Добравшись до середины реки, он понимает, что смертельно устал. Перестает плыть, пытается нащупать дно, однако река слишком глубока, и он уходит под воду. Он вырывается на поверхность, пытается плыть дальше, но сил уже не осталось. И еще раз уходит на дно.
Он видит мать, сидящую в кресле с высокой, прямой спинкой и читающую письмо, в котором сообщается о его смерти. Рядом стоит брат и тоже читает поверх ее плеча.
А следом он обнаруживает, что лежит на речном берегу, и командир его отряда, Майкл, с которым он так и не решился заговорить, из робости, сидит на нем верхом. Он закрывает глаза, ему хорошо. Его спасли.
Целые недели после этого он думает о Майкле, о том, как тот рискнул собственной жизнью, бросился в реку, спас его. И каждый раз поражается мысли о том, какое это чудо, что Майкл заметил – заметил его, заметил, что он тонет. В сравнении с Майклом (который учится в Седьмом Стандартном, обладает всеми нашивками, кроме уж самых высоких, и скоро станет королевским скаутом) он – никто. И было бы более чем правильно, если бы Майкл не увидел, как он тонет, не хватился бы его, даже когда все возвратились бы в лагерь. А после этого от Майкла только и требовалось бы, что написать его матери спокойное, официальное письмо, начинающееся словами: «С сожалением извещаем вас о том…»
С того самого дня он сознает, что в нем есть нечто особенное. Он должен был умереть и не умер. Ему была дана, несмотря на всю его никчемность, вторая жизнь. Он был мертвым, но остался живым.
Матери он о случившемся в лагере не говорит ни слова.
Глава четвертая
Самая великая тайна его школьной жизни, тайна, о которой дома никто от него ни слова не слышал, состоит в том, что он обратился в католичество – стал, с любой практической точки зрения, католиком.

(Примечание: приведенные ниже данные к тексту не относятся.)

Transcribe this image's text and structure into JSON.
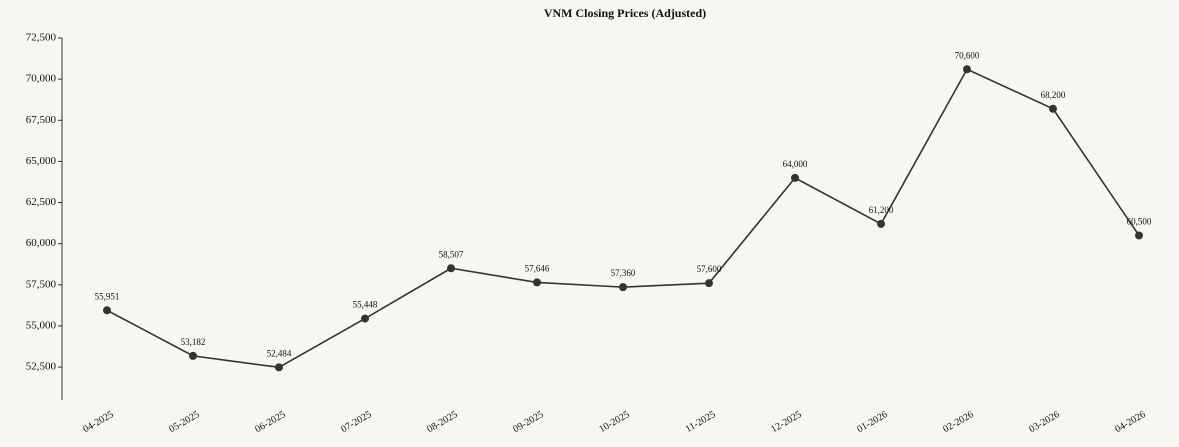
{
  "chart_data": {
    "type": "line",
    "title": "VNM Closing Prices (Adjusted)",
    "categories": [
      "04-2025",
      "05-2025",
      "06-2025",
      "07-2025",
      "08-2025",
      "09-2025",
      "10-2025",
      "11-2025",
      "12-2025",
      "01-2026",
      "02-2026",
      "03-2026",
      "04-2026"
    ],
    "series": [
      {
        "name": "VNM",
        "color": "#333333",
        "values": [
          55951,
          53182,
          52484,
          55448,
          58507,
          57646,
          57360,
          57600,
          64000,
          61200,
          70600,
          68200,
          60500
        ],
        "value_labels": [
          "55,951",
          "53,182",
          "52,484",
          "55,448",
          "58,507",
          "57,646",
          "57,360",
          "57,600",
          "64,000",
          "61,200",
          "70,600",
          "68,200",
          "60,500"
        ]
      }
    ],
    "ylim": [
      50500,
      72500
    ],
    "yticks": [
      {
        "value": 52500,
        "label": "52,500"
      },
      {
        "value": 55000,
        "label": "55,000"
      },
      {
        "value": 57500,
        "label": "57,500"
      },
      {
        "value": 60000,
        "label": "60,000"
      },
      {
        "value": 62500,
        "label": "62,500"
      },
      {
        "value": 65000,
        "label": "65,000"
      },
      {
        "value": 67500,
        "label": "67,500"
      },
      {
        "value": 70000,
        "label": "70,000"
      },
      {
        "value": 72500,
        "label": "72,500"
      }
    ],
    "grid": false
  }
}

Дома говорить на эту тему затруднительно, потому что члены его семьи – они, по сути дела, никто. Конечно, они южноафриканцы, однако южное африканство – вещь отчасти сомнительная, и потому обсуждать ее не принято – ведь не каждый, кто живет в Южной Африке, непременно является южноафриканцем, во всяком случае настоящим.
В том, что касается религии, домашние его уж точно никто. Даже в семье отца, более надежной и заурядной, чем семья матери, в церковь ходить не принято. Сам он побывал там всего дважды – в первый раз, когда его крестили, во второй, чтобы отпраздновать победу во Второй мировой войне.
Решение «быть» католиком он принимает по наитию. В первое его утро в новой школе одноклассники строем уходят в находящийся в отдельном здании актовый зал, на общее собрание, а он и еще трое новичков остаются. «Ты какой веры?» – по очереди спрашивает каждого учительница. Он смотрит направо, потом налево. Каков правильный ответ? И каков, собственно говоря, выбор вер? Это что-то вроде русских и американцев? Подходит его черед. «Какой ты веры?» – спрашивает учительница. Он потеет, не зная, что ответить. «Кто ты – христианин, римский католик или еврей?» – нетерпеливо интересуется она. «Римский католик», – говорит он.
Когда опрос заканчивается, учительница жестом приказывает ему и еще одному мальчику, сказавшему, что он еврей, остаться в классе; двое других, назвавшихся христианами, отправляются на собрание.
Они ждут, гадая, что с ними теперь будет. Однако ничего не происходит. В коридорах пусто, здание школы безмолвно, никого из учителей в нем не осталось.
Они выходят на игровую площадку, где и присоединяются к прочей не допущенной на собрание шушере. В это время года все играют в шарики; на пустых площадках непривычно тихо, слышно, как в воздухе перекликаются голуби, издалека доносится приглушенное пение. Они играют в шарики. Время идет. Наконец звон колокола извещает о завершении собрания. Все остальные ученики возвращаются – рядами, класс за классом. Некоторые, судя по всему, пребывают в дурном настроении.
Этот эпизод внушает ему беспокойство. Он надеется, что на следующий день его и других новичков снова оставят в классе и попросят заново выбрать для себя веру. И тогда он, явно совершивший ошибку, исправит ее и станет христианином. Однако второго шанса ему не дают.
Отделение овец от козлищ повторяется дважды в неделю. Евреев и католиков предоставляют самим себе, христиане уходят на собрания, петь и слушать проповедь. В отместку за это – и в отместку за то, что евреи сделали с Христом, – мальчики-африкандеры, крупные, грубые, с бугристыми лицами, время от времени ловят еврея либо католика и лупят его кулаками по бицепсам, нанося короткие, жестокие удары, или заезжают коленом по яйцам, или заламывают за спину руки, пока он не начинает молить о пощаде.